Higher-dimensional sequence implementation can also be combined with more sophisticated, remotely controlled actuator devices inside the scanner bore. Although a simple actuator design connected to a triggered power source (function generator) was demonstrated here as a proof-of-concept, attaching mechanical gears to the actuator or multiple wire loops driven by independent power sources can also be used for moving objects in multiple directions inside the scanner, including 360-degree full rotations. If coupled with the multidimensional line-scan technique for dynamic imaging with high temporal resolution, the mechanism can introduce the possibility of scanning objects in a variety of driven repetitive motion to probe their mechanical responses.

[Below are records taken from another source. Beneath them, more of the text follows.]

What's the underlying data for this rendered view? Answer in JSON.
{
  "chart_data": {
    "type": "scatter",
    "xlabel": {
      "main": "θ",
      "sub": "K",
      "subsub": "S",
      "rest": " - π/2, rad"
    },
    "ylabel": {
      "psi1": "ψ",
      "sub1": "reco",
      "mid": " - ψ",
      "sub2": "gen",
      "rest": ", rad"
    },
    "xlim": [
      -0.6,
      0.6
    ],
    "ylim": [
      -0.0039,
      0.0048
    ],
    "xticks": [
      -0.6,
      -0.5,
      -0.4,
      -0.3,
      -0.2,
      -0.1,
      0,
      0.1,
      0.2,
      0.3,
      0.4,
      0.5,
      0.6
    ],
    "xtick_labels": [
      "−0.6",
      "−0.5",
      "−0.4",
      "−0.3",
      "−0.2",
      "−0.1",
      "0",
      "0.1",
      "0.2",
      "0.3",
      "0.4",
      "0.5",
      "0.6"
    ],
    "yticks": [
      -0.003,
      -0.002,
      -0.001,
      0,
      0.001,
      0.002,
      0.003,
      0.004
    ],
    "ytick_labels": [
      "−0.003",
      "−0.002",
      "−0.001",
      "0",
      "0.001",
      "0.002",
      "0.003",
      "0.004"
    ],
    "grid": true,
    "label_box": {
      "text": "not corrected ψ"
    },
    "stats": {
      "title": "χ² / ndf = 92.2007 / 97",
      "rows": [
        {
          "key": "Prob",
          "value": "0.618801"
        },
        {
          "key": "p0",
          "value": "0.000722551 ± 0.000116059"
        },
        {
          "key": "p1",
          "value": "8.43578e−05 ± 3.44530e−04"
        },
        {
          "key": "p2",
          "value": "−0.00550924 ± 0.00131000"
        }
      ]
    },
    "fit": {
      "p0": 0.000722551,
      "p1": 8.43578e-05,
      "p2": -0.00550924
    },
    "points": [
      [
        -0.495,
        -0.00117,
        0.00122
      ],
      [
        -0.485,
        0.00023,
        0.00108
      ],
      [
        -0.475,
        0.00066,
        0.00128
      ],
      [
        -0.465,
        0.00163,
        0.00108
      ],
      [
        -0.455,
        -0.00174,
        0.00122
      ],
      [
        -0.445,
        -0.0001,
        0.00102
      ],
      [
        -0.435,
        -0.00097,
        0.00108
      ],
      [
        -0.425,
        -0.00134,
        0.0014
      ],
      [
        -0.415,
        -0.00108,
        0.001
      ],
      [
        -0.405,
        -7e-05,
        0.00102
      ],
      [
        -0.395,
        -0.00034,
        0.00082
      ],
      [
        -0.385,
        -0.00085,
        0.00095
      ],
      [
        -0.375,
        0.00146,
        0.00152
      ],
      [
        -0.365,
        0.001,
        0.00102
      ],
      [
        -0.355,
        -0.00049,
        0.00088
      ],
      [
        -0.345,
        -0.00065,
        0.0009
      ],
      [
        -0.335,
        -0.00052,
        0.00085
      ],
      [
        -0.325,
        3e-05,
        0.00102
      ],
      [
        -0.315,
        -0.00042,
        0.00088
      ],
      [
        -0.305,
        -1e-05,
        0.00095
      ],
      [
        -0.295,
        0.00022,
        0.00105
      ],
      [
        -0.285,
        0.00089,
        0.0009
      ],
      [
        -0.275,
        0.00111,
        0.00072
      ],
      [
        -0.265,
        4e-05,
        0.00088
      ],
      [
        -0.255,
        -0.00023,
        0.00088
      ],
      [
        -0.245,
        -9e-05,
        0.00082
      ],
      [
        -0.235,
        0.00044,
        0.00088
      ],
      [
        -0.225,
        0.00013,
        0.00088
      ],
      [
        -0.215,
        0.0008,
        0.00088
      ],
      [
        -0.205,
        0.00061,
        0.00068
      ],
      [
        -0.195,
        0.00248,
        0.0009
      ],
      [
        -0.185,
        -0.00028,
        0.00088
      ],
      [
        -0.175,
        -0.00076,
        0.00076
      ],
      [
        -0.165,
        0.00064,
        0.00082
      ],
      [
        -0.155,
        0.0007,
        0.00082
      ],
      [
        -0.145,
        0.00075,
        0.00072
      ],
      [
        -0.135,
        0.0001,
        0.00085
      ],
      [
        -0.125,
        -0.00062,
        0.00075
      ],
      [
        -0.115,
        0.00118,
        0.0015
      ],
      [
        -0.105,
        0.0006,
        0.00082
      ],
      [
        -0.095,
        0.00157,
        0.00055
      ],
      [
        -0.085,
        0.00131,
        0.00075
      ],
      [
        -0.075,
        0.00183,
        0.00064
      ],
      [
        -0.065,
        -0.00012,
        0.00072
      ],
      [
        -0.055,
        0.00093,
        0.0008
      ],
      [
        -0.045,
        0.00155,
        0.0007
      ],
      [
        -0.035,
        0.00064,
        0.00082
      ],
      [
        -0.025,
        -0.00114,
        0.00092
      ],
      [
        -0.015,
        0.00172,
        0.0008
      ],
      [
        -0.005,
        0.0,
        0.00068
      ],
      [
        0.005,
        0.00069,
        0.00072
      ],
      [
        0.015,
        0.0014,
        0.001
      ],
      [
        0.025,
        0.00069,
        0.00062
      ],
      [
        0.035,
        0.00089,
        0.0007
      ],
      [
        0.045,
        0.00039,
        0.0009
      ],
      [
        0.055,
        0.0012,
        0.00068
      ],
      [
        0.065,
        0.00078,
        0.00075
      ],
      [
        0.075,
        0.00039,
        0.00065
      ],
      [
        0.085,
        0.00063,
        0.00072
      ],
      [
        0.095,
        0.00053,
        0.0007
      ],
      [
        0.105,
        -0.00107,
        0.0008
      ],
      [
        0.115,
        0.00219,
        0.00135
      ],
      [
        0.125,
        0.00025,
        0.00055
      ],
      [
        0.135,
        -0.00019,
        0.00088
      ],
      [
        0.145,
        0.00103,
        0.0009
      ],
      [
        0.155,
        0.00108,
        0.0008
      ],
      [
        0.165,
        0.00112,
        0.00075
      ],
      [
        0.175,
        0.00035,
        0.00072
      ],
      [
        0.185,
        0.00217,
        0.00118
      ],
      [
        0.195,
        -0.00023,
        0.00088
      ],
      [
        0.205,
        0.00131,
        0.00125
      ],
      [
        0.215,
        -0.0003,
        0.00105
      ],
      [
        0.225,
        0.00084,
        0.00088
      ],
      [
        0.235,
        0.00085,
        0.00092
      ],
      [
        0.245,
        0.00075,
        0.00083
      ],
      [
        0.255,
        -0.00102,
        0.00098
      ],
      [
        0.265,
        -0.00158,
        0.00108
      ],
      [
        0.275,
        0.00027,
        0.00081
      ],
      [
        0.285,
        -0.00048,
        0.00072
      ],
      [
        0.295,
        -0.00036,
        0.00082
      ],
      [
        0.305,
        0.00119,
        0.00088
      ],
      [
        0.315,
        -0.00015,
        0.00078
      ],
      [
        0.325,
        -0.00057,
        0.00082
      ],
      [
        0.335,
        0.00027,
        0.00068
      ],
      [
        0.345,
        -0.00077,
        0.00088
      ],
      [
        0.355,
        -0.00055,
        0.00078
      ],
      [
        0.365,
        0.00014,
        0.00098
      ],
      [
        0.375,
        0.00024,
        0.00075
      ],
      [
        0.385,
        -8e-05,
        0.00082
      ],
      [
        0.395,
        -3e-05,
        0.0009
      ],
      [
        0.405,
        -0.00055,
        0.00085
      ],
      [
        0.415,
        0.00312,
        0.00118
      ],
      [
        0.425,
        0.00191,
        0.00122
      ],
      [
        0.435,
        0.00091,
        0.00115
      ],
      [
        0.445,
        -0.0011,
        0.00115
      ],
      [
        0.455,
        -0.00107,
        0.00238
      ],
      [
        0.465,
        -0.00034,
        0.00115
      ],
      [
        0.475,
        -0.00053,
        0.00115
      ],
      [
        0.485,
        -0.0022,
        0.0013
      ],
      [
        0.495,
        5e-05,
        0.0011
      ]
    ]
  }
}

Our work presents the first step towards utilizing MRI for direct visualization of the dynamic response of biologically relevant materials to mechanical actuation. While clinical application is currently difficult due to the requirement of precise and extended periodic motion, the proposed method can be highly relevant in the investigation of mechanical properties of ex vivo or engineered biological organs28,29. In order to further exploit the versatility of MRI in soft tissue imaging, the proposed multidimensional line-scan methodology can also be combined with different signal read-out schemes to highlight different tissue contrasts and optimize the SNR. For example, to image short-\(\hbox {T2}{^*}\) materials in motion, ultra-short echo time (UTE) line-scanning in combination with non-Cartesian (spiral or radial) k-space trajectories can be considered30,31. On the other hand, balanced steady-state free precession (bSSFP) line-scan may help achieve greater SNR per scan time despite the increased sensitivity to \(\hbox {B}{_0}\) inhomogeneity32. As our dynamic imaging involves gross motion of the imaged objects, position- and orientation-dependent \(\hbox {B}{_0}\) and RF field inhomogeneity would need to be carefully considered and compensated33 in order to avoid spurious dynamic contrast variation. Additionally, while our method provides much higher temporal resolution than conventional imaging, motion artifacts will still appear at highly accelerated movements as observed in Fig. 7. More systematic investigation of the artifact mechanisms of the line-scan method, including motion artifacts34, remains as a subject of future research.

Conclusion

In this article, a 2D slice-imaging line-scan technique was investigated along with a custom MR actuator as a means to capture rapid repetitive movements. This capability was demonstrated by scanning an agarose phantom and quail eggs in different conditions. The reconstructed images effectively displayed the time-course displacements of the objects with minimal movement artifacts. When coupled with repetitive modulation of the movements, the line-by-line k-space acquisition scheme can enable detection of the mechanical response of various scanned objects with very high spatiotemporal resolutions.